There were some saving graces, however. The Los Angeles Master Chorale sounded superb. They are on the go for this whole evening from beginning to end and they never let their energy flag regardless with what was going on around them. And then there is Matthias Goerne. He was devastatingly good with his burnished tone and ease of delivery. He suddenly injected real emotion and drama into the evening every time he stood, pointing the way to the balm Brahms had in mind in the works composition. Frankly he was so good that his appearance alone makes the evening worthwhile. Not everything rose to his level in the performance, but there were moments it came close. So, go prepared to be amazed even if the experience on the whole is at turns brutal and exhausting. The show repeats through Sunday.



Though I haven't yet heard Dudamel's performance, the German Requiem does not seem a piece well suited to Dudamel's temperament and his tendency to dwell on dramatic moments. Also, the plain fact of the matter is he's not old or mature enough a conductor for this work. The German Requiem is a challenge for any conductor, but young conductors really have no business programming it.

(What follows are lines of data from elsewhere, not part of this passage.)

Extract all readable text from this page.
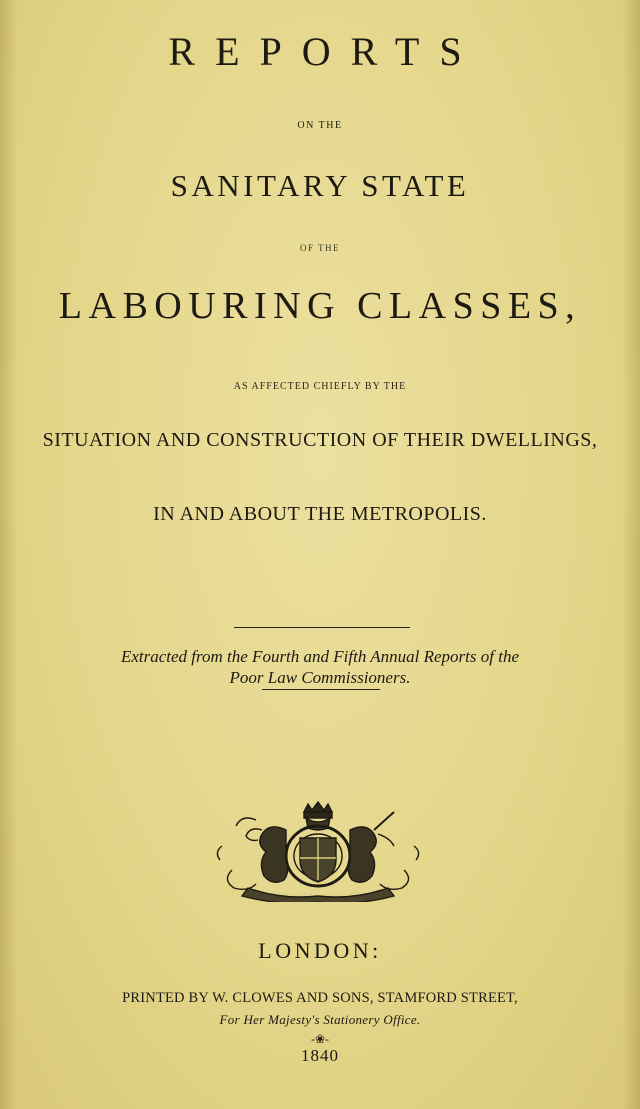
REPORTS
ON THE
SANITARY STATE
OF THE
LABOURING CLASSES,
AS AFFECTED CHIEFLY BY THE
SITUATION AND CONSTRUCTION OF THEIR DWELLINGS,
IN AND ABOUT THE METROPOLIS.
Extracted from the Fourth and Fifth Annual Reports of the
Poor Law Commissioners.
LONDON:
PRINTED BY W. CLOWES AND SONS, STAMFORD STREET,
For Her Majesty's Stationery Office.
-❀-
1840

I heard the broadcast performance yesterday afternoon, and it bore out my concerns. I had to turn radio off midway through "Denn alles fleisch es ist wie gras" because I couldn't stand it any longer. I checked in again an hour later —I couldn't believe they hadn't yet finished playing! It took time for me to recognize exactly where they were in the score, it was so pulled out of proportion. I have never heard a performance I liked less.